Very slow on T4 instance
I just tried this fp8 model on a T4 instance, it loads but training runs very very slow.
steps: 1%|β | 7/800 [03:17<6:11:57, 28.14s/it, avr_loss=0.305]
Is that normal?
T4 doesn't support bf16, so if you use bf16 or bf16 mixed precision which is required as fp16 produces NaN. But if you set it to bf16 it will convert it to FP32 every time it does a calculation. Use L4 which supports bf16.
Thanks, the fp8 model worked with L4, ETA is 50 minutes this time.
@rockerBOO I did another test on L40S, the fp8 and fp16 model have similar completion time, 17 min vs 18 min, is that normal? Should I expect a performance boost on the fp8 version?
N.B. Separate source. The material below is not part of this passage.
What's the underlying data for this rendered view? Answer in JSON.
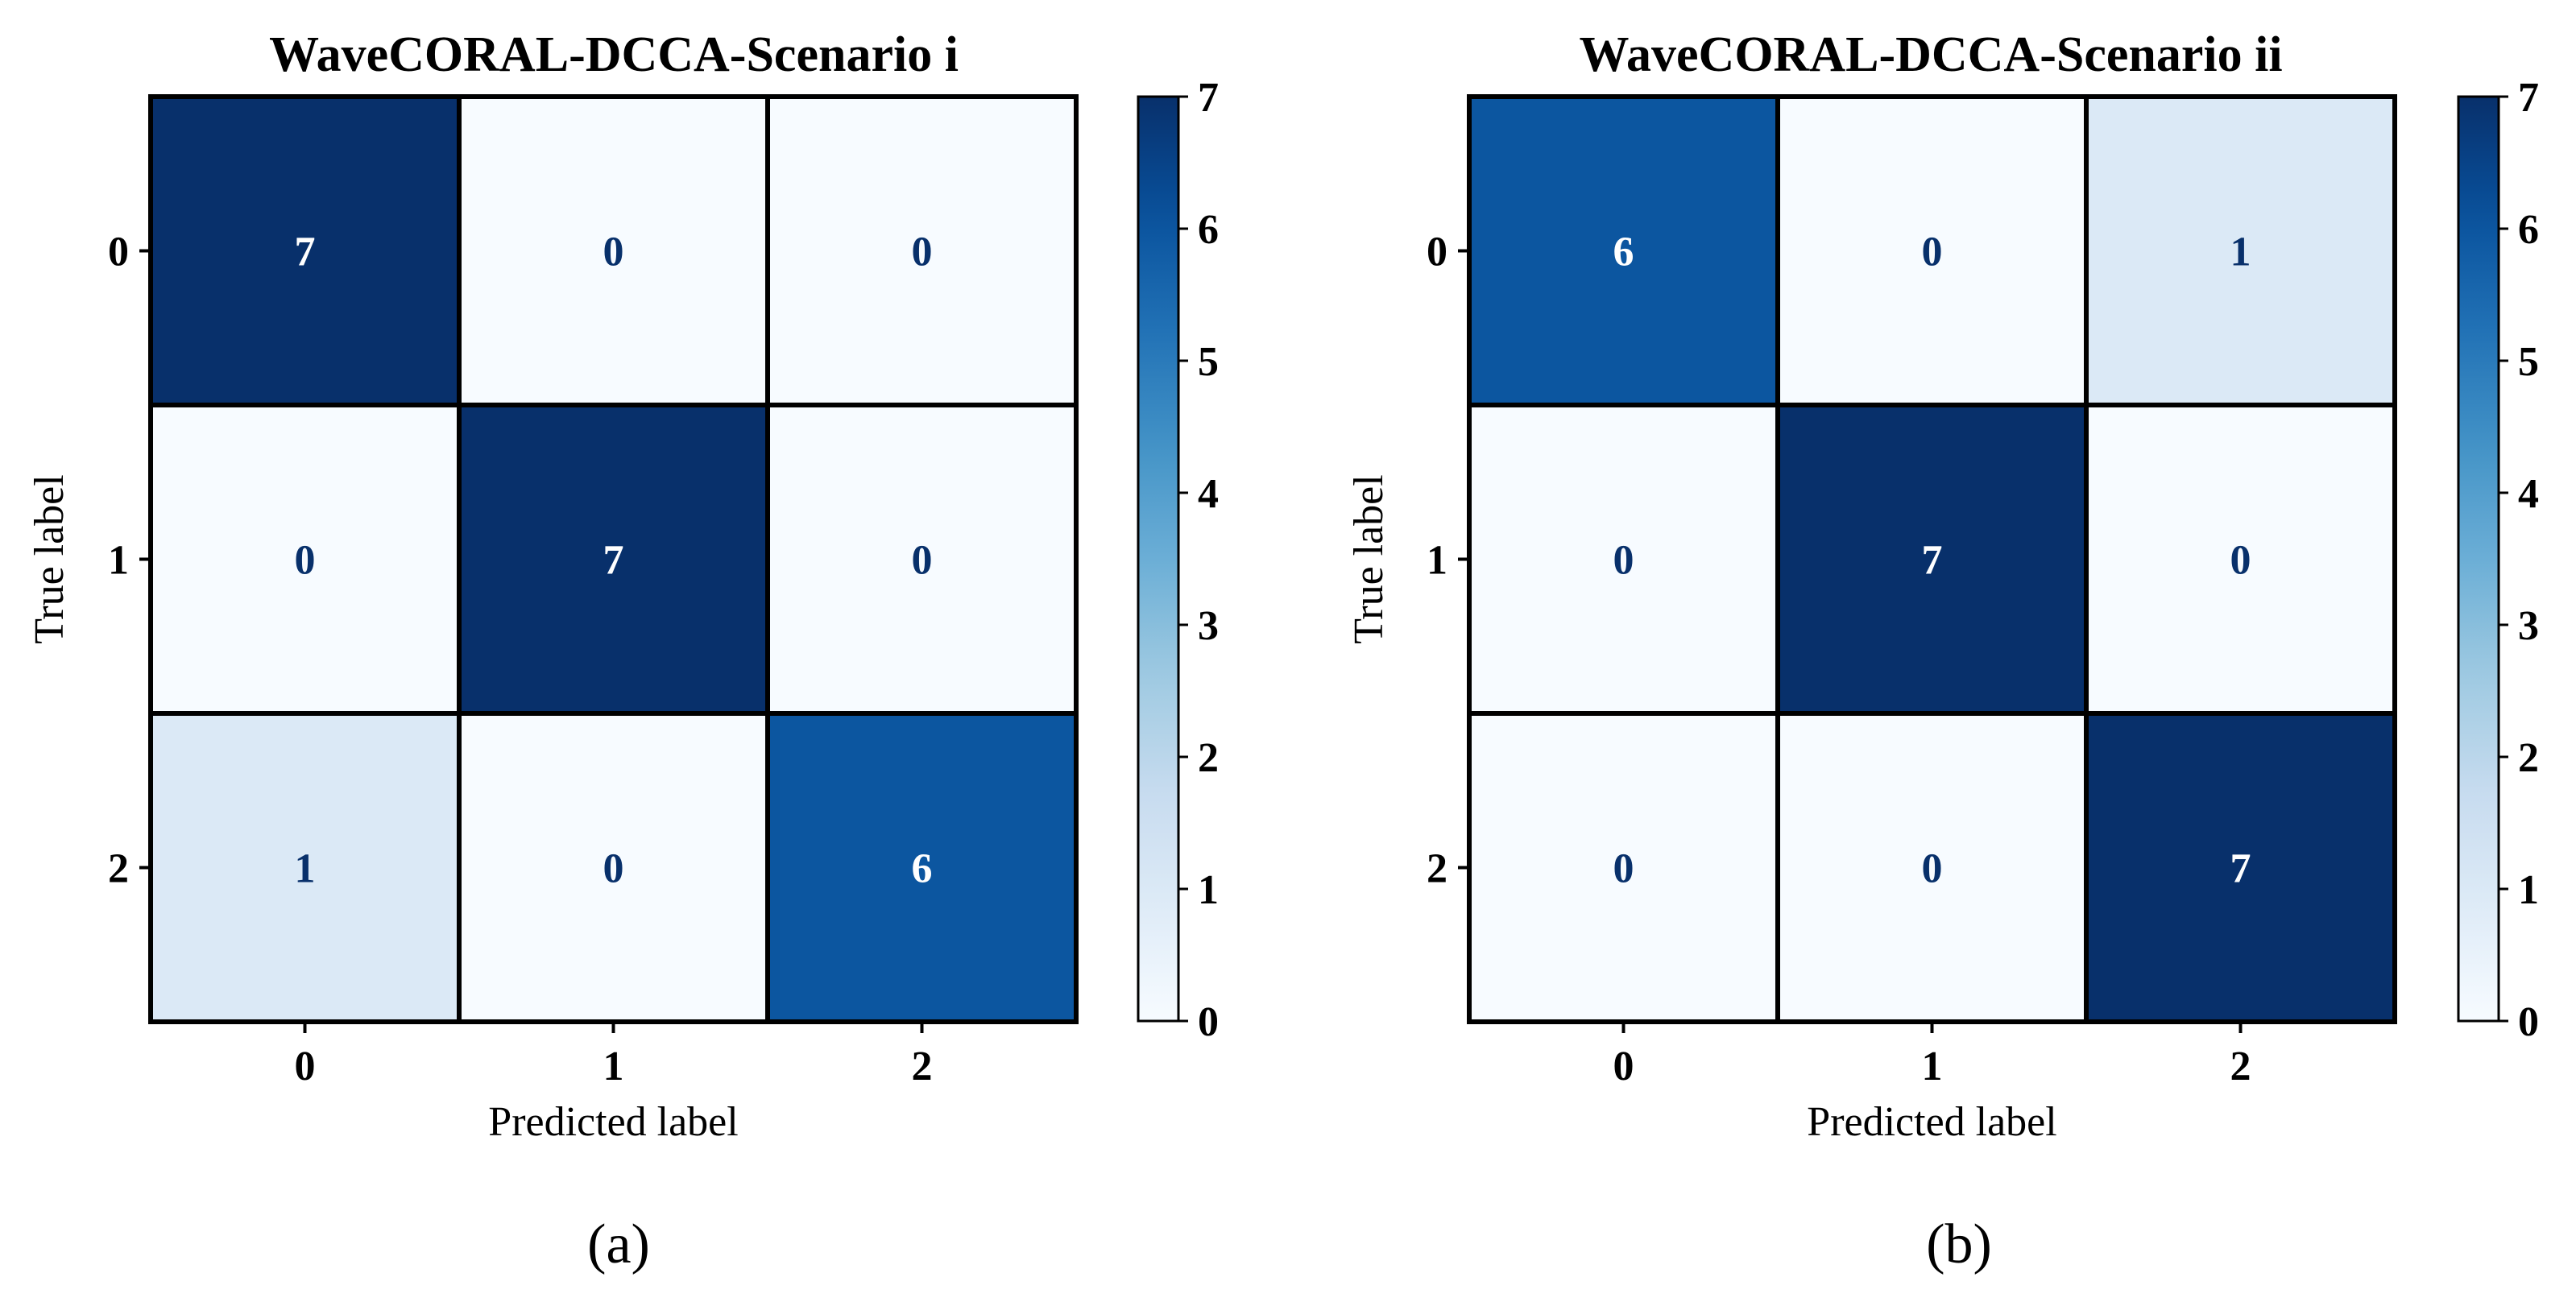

Depends if you are using mixed precision, as usually you'd be coming from fp32 and mixed precision to do it in bf16 or fp16 so a performance increase on the calculations. But with fp8 and doing the calculations at bf16, you're doing it at a higher precision. Would need to do mixed precision at fp8 which is a little more involved and requires third party libraries to do so.
@rockerBOO Have you tried to run flux fp8 on comfyui?
On L40 I tried to run comfyui with flux fp8 version, but it still tries to cast to fp16, any ideas?
model weight dtype torch.float8_e4m3fn, manual cast: torch.bfloat16
I already have added --fp8_e4m3fn-unet
to comfyui cli args, but it still tries to cast it.
well its casting it to bfloat16 so thats fine. The casting is related to when it does the calculations as doing them in fp8 can be problematic unless you have some other libraries that support it better.